They stipulate that the number of eggs a woman has may not only be indicative of her fertility, but also her overall life expectancy. It is also indicative of her risk of having a heart attack.

Females are born with all the eggs they will ever have and as they age, the number declines. Previous research suggested that the average female is born with 300000 potential egg cells.

The normal age for going through the menopause is between 45 and 55, and experiencing it prior to the age of 40 is considered as premature menopause.

A study undertaken by the University of Alabama found that women who experience an early menopause are at double the risk of a heart attack or stroke in later years. One of the possible explanations for this is the reduction in the natural supply of oestrogen at an earlier point in their life.

A woman’s menstrual cycle is regulated by the hormone oestrogen, which is produced by the ovaries. This means that when the ovaries stop their function, the oestrogen level declines.

However, oestrogen is known to have a protective effect on the heart.
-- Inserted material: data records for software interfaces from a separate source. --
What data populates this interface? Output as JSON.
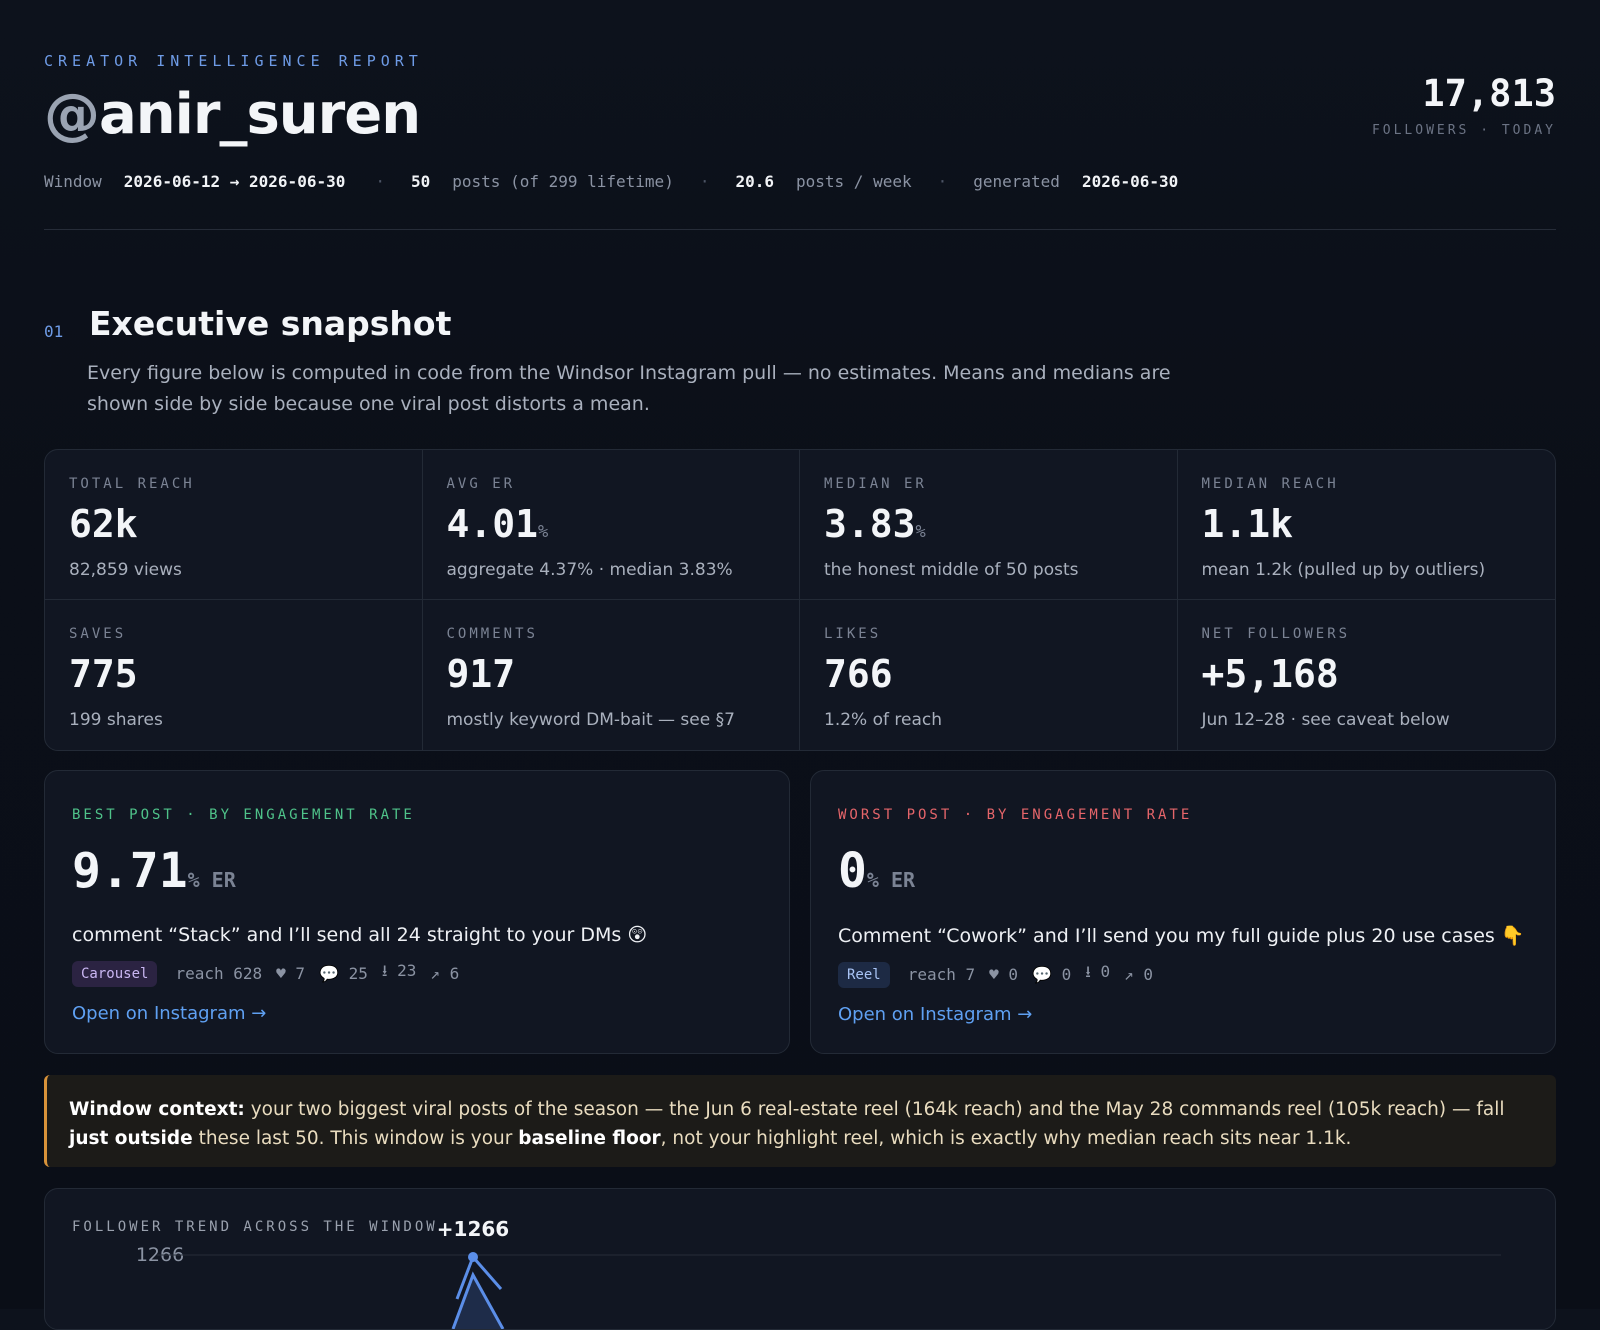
{
  "header": {
    "eyebrow": "CREATOR INTELLIGENCE REPORT",
    "handle_at": "@",
    "handle_name": "anir_suren",
    "followers_value": "17,813",
    "followers_caption": "FOLLOWERS · TODAY",
    "meta": {
      "window_label": "Window",
      "window_range": "2026-06-12 → 2026-06-30",
      "posts_count": "50",
      "posts_label": "posts (of 299 lifetime)",
      "per_week": "20.6",
      "per_week_label": "posts / week",
      "generated_label": "generated",
      "generated_date": "2026-06-30"
    }
  },
  "section": {
    "number": "01",
    "title": "Executive snapshot",
    "description": "Every figure below is computed in code from the Windsor Instagram pull — no estimates. Means and medians are shown side by side because one viral post distorts a mean."
  },
  "kpis": [
    {
      "label": "TOTAL REACH",
      "value": "62k",
      "unit": "",
      "sub": "82,859 views"
    },
    {
      "label": "AVG ER",
      "value": "4.01",
      "unit": "%",
      "sub": "aggregate 4.37% · median 3.83%"
    },
    {
      "label": "MEDIAN ER",
      "value": "3.83",
      "unit": "%",
      "sub": "the honest middle of 50 posts"
    },
    {
      "label": "MEDIAN REACH",
      "value": "1.1k",
      "unit": "",
      "sub": "mean 1.2k (pulled up by outliers)"
    },
    {
      "label": "SAVES",
      "value": "775",
      "unit": "",
      "sub": "199 shares"
    },
    {
      "label": "COMMENTS",
      "value": "917",
      "unit": "",
      "sub": "mostly keyword DM-bait — see §7"
    },
    {
      "label": "LIKES",
      "value": "766",
      "unit": "",
      "sub": "1.2% of reach"
    },
    {
      "label": "NET FOLLOWERS",
      "value": "+5,168",
      "unit": "",
      "sub": "Jun 12–28 · see caveat below"
    }
  ],
  "best_post": {
    "tag": "BEST POST · BY ENGAGEMENT RATE",
    "er": "9.71",
    "er_unit": "% ER",
    "caption": "comment “Stack” and I’ll send all 24 straight to your DMs 😲",
    "type": "Carousel",
    "reach": "reach 628",
    "likes": "♥ 7",
    "comments": "💬 25",
    "saves": "⭳ 23",
    "shares": "↗ 6",
    "link": "Open on Instagram →"
  },
  "worst_post": {
    "tag": "WORST POST · BY ENGAGEMENT RATE",
    "er": "0",
    "er_unit": "% ER",
    "caption": "Comment “Cowork” and I’ll send you my full guide plus 20 use cases 👇",
    "type": "Reel",
    "reach": "reach 7",
    "likes": "♥ 0",
    "comments": "💬 0",
    "saves": "⭳ 0",
    "shares": "↗ 0",
    "link": "Open on Instagram →"
  },
  "callout": {
    "lead": "Window context:",
    "t1": " your two biggest viral posts of the season — the Jun 6 real-estate reel (164k reach) and the May 28 commands reel (105k reach) — fall ",
    "b1": "just outside",
    "t2": " these last 50. This window is your ",
    "b2": "baseline floor",
    "t3": ", not your highlight reel, which is exactly why median reach sits near 1.1k."
  },
  "trend": {
    "title": "FOLLOWER TREND ACROSS THE WINDOW",
    "peak_label": "+1266",
    "y_tick": "1266"
  },
  "colors": {
    "accent_blue": "#6e9be6",
    "best_green": "#4fc38a",
    "worst_red": "#e5656a",
    "callout_border": "#d9933a",
    "link": "#5fa0f2"
  }
}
This implies that after the menopause, the risk of heart disease is increased.

Post-menopausal females often have to endure weight gain, particularly around their abdomen, which is a contributing factor to poor health.
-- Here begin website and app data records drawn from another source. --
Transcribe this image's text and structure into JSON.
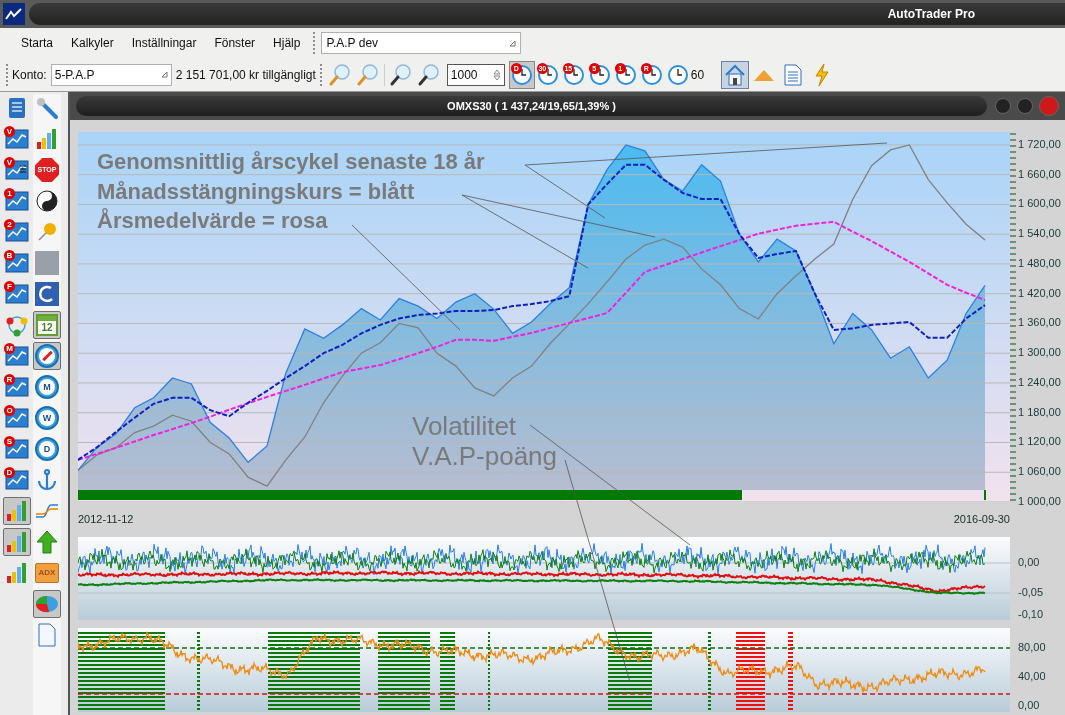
{
  "window": {
    "title": "AutoTrader Pro"
  },
  "menu": [
    "Starta",
    "Kalkyler",
    "Inställningar",
    "Fönster",
    "Hjälp"
  ],
  "workspace": {
    "value": "P.A.P dev"
  },
  "toolbar": {
    "account_label": "Konto:",
    "account": "5-P.A.P",
    "available": "2 151 701,00 kr tillgängligt",
    "bar_count": "1000",
    "intervals": [
      {
        "badge": "D",
        "selected": true
      },
      {
        "badge": "30",
        "selected": false
      },
      {
        "badge": "15",
        "selected": false
      },
      {
        "badge": "5",
        "selected": false
      },
      {
        "badge": "1",
        "selected": false
      },
      {
        "badge": "R",
        "selected": false
      },
      {
        "label": "60",
        "selected": false
      }
    ],
    "tools": [
      {
        "kind": "home",
        "selected": true
      },
      {
        "kind": "triangle",
        "selected": false
      },
      {
        "kind": "document",
        "selected": false
      },
      {
        "kind": "lightning",
        "selected": false
      }
    ]
  },
  "sidebar": {
    "left": [
      {
        "kind": "scroll",
        "selected": false
      },
      {
        "kind": "chart",
        "badge": "V",
        "selected": false
      },
      {
        "kind": "chart_list",
        "badge": "V",
        "selected": false
      },
      {
        "kind": "chart",
        "badge": "1",
        "selected": false
      },
      {
        "kind": "chart",
        "badge": "2",
        "selected": false
      },
      {
        "kind": "chart",
        "badge": "B",
        "selected": false
      },
      {
        "kind": "chart",
        "badge": "F",
        "selected": false
      },
      {
        "kind": "cycle",
        "selected": false
      },
      {
        "kind": "chart",
        "badge": "M",
        "selected": false
      },
      {
        "kind": "chart",
        "badge": "R",
        "selected": false
      },
      {
        "kind": "chart",
        "badge": "O",
        "selected": false
      },
      {
        "kind": "chart",
        "badge": "S",
        "selected": false
      },
      {
        "kind": "chart",
        "badge": "D",
        "selected": false
      },
      {
        "kind": "bars",
        "selected": true
      },
      {
        "kind": "bars",
        "selected": true
      },
      {
        "kind": "bars",
        "selected": false
      }
    ],
    "right": [
      {
        "kind": "wrench",
        "selected": false
      },
      {
        "kind": "bars",
        "selected": false
      },
      {
        "kind": "stop",
        "label": "STOP",
        "selected": false
      },
      {
        "kind": "yinyang",
        "selected": false
      },
      {
        "kind": "pin",
        "selected": false
      },
      {
        "kind": "photo",
        "selected": false
      },
      {
        "kind": "swirl",
        "selected": false
      },
      {
        "kind": "calendar",
        "label": "12",
        "selected": true
      },
      {
        "kind": "compass",
        "selected": true
      },
      {
        "kind": "compass",
        "label": "M",
        "selected": false
      },
      {
        "kind": "compass",
        "label": "W",
        "selected": false
      },
      {
        "kind": "compass",
        "label": "D",
        "selected": false
      },
      {
        "kind": "anchor",
        "selected": false
      },
      {
        "kind": "curve",
        "selected": false
      },
      {
        "kind": "arrow",
        "selected": false
      },
      {
        "kind": "folder",
        "label": "ADX",
        "selected": false
      },
      {
        "kind": "pie",
        "selected": true
      },
      {
        "kind": "document",
        "selected": false
      }
    ]
  },
  "chart": {
    "title": "OMXS30 ( 1 437,24/19,65/1,39% )",
    "chart_data": {
      "type": "line",
      "grid": true,
      "categories": [
        null,
        null,
        null,
        null,
        null,
        null,
        null,
        null,
        null,
        null,
        null,
        null,
        null,
        null,
        null,
        null,
        null,
        null,
        null,
        null,
        null,
        null,
        null,
        null,
        null,
        null,
        null,
        null,
        null,
        null,
        null,
        null,
        null,
        null,
        null,
        null,
        null,
        null,
        null,
        null,
        null,
        null,
        null,
        null,
        null,
        null,
        null,
        null,
        null
      ],
      "ylim": [
        1000,
        1746
      ],
      "yticks": [
        {
          "value": 1720,
          "label": "1 720,00"
        },
        {
          "value": 1660,
          "label": "1 660,00"
        },
        {
          "value": 1600,
          "label": "1 600,00"
        },
        {
          "value": 1540,
          "label": "1 540,00"
        },
        {
          "value": 1480,
          "label": "1 480,00"
        },
        {
          "value": 1420,
          "label": "1 420,00"
        },
        {
          "value": 1360,
          "label": "1 360,00"
        },
        {
          "value": 1300,
          "label": "1 300,00"
        },
        {
          "value": 1240,
          "label": "1 240,00"
        },
        {
          "value": 1180,
          "label": "1 180,00"
        },
        {
          "value": 1120,
          "label": "1 120,00"
        },
        {
          "value": 1060,
          "label": "1 060,00"
        },
        {
          "value": 1000,
          "label": "1 000,00"
        }
      ],
      "series": [
        {
          "color": "#2a7fe8",
          "values": [
            1064,
            1110,
            1137,
            1190,
            1210,
            1250,
            1238,
            1160,
            1129,
            1080,
            1113,
            1260,
            1349,
            1330,
            1357,
            1390,
            1367,
            1410,
            1395,
            1370,
            1403,
            1420,
            1389,
            1340,
            1363,
            1400,
            1432,
            1600,
            1670,
            1720,
            1708,
            1650,
            1627,
            1680,
            1647,
            1540,
            1484,
            1530,
            1506,
            1420,
            1319,
            1380,
            1347,
            1290,
            1313,
            1250,
            1286,
            1380,
            1437
          ]
        },
        {
          "color": "#808080",
          "values": [
            1064,
            1095,
            1109,
            1140,
            1153,
            1175,
            1163,
            1120,
            1097,
            1050,
            1032,
            1085,
            1131,
            1200,
            1254,
            1300,
            1321,
            1360,
            1351,
            1300,
            1274,
            1230,
            1214,
            1250,
            1274,
            1320,
            1359,
            1400,
            1444,
            1490,
            1518,
            1530,
            1514,
            1470,
            1438,
            1390,
            1369,
            1420,
            1456,
            1490,
            1520,
            1610,
            1678,
            1710,
            1720,
            1650,
            1603,
            1560,
            1528
          ]
        },
        {
          "color": "#f020e0",
          "line_style": "dashed",
          "values": [
            1085,
            1097,
            1109,
            1122,
            1135,
            1147,
            1159,
            1172,
            1186,
            1199,
            1212,
            1224,
            1236,
            1249,
            1262,
            1269,
            1276,
            1288,
            1300,
            1313,
            1327,
            1327,
            1325,
            1333,
            1341,
            1351,
            1361,
            1371,
            1381,
            1422,
            1464,
            1477,
            1490,
            1503,
            1516,
            1528,
            1541,
            1549,
            1557,
            1561,
            1565,
            1545,
            1526,
            1505,
            1484,
            1461,
            1438,
            1422,
            1407
          ]
        },
        {
          "color": "#1020c0",
          "line_style": "dashed",
          "values": [
            1085,
            1110,
            1141,
            1170,
            1198,
            1210,
            1210,
            1185,
            1173,
            1200,
            1224,
            1250,
            1274,
            1300,
            1317,
            1340,
            1357,
            1370,
            1377,
            1380,
            1385,
            1385,
            1387,
            1395,
            1399,
            1405,
            1415,
            1600,
            1641,
            1680,
            1680,
            1650,
            1623,
            1611,
            1611,
            1540,
            1492,
            1500,
            1506,
            1420,
            1347,
            1350,
            1357,
            1360,
            1363,
            1331,
            1331,
            1370,
            1397
          ]
        }
      ]
    },
    "date_start": "2012-11-12",
    "date_end": "2016-09-30",
    "annotations": [
      {
        "text": "Genomsnittlig årscykel senaste 18 år",
        "kind": "bold"
      },
      {
        "text": "Månadsstängningskurs = blått",
        "kind": "bold"
      },
      {
        "text": "Årsmedelvärde = rosa",
        "kind": "bold"
      },
      {
        "text": "Volatilitet",
        "kind": "plain"
      },
      {
        "text": "V.A.P-poäng",
        "kind": "plain"
      }
    ]
  },
  "volatility_panel": {
    "y_labels": [
      "0,00",
      "-0,05",
      "-0,10"
    ]
  },
  "score_panel": {
    "y_labels": [
      "80,00",
      "40,00",
      "0,00"
    ]
  }
}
This aging concept has been taken a step further by this new study.

The researchers undertook an investigation as to whether females who experience an early menopause age faster in general.

The lead researcher, Professor Marcelle Cedars, from the University of California, and her team undertook analysis of blood samples taken from more than 1000 females aged between 25 and 45 to determine their level of anti-Müllerian hormone (AMH), which can provide an estimate of the remaining egg supply.
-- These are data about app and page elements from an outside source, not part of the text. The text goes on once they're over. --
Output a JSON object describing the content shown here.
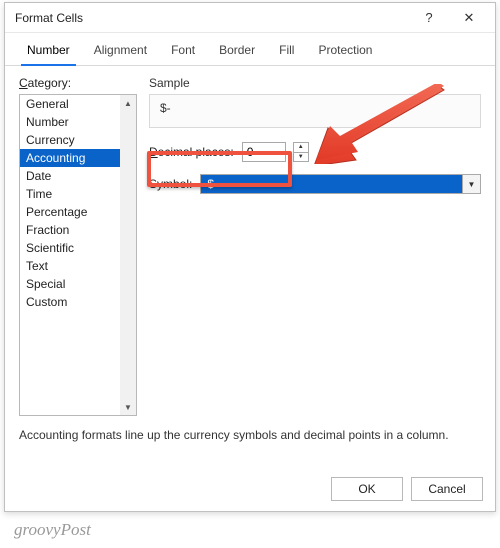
{
  "dialog": {
    "title": "Format Cells",
    "help_glyph": "?",
    "close_glyph": "✕"
  },
  "tabs": [
    {
      "label": "Number",
      "active": true
    },
    {
      "label": "Alignment",
      "active": false
    },
    {
      "label": "Font",
      "active": false
    },
    {
      "label": "Border",
      "active": false
    },
    {
      "label": "Fill",
      "active": false
    },
    {
      "label": "Protection",
      "active": false
    }
  ],
  "category": {
    "label_prefix": "C",
    "label_rest": "ategory:",
    "items": [
      "General",
      "Number",
      "Currency",
      "Accounting",
      "Date",
      "Time",
      "Percentage",
      "Fraction",
      "Scientific",
      "Text",
      "Special",
      "Custom"
    ],
    "selected": "Accounting"
  },
  "sample": {
    "label": "Sample",
    "value": "$-"
  },
  "decimal": {
    "label_plain": "ecimal places:",
    "label_ul": "D",
    "value": "0"
  },
  "symbol": {
    "label_plain": "ymbol:",
    "label_ul": "S",
    "value": "$"
  },
  "description": "Accounting formats line up the currency symbols and decimal points in a column.",
  "buttons": {
    "ok": "OK",
    "cancel": "Cancel"
  },
  "watermark": "groovyPost"
}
They then confirmed the number of eggs by use of an ultrasound and estimated the biological age of each woman by assessing her telomeres, which are tiny structures that protect DNA from damage and a suitable health indicator. They are found at the ends of chromosomes and protect the DNA in a fashion similar to the caps on shoelaces, which prevent fraying.

As we age, our telomeres become shorter, which leads to the DNA being damaged and increases our risks of age-related diseases, such as heart disease, diabetes and Alzheimer’s. Telomeres that are shorter than average are viewed as a sign of premature death and ill health.

Three to five years after the commencement of the research, one quarter of the females returned to have their risk of heart disease assessed. This was based on particular factors, such as cholesterol levels, blood pressure and weight.

The researchers discovered that females with lower egg counts were at a considerably higher risk of heart disease. However, their telomeres were also shorter, which indicates that they were at higher risk of conditions such as diabetes and Alzheimer’s.

Professor Cedars said they believe that the ovaries may be more sensitive to the process of aging, which makes it similar to a canary in a coal mine for an overall view of accelerated aging.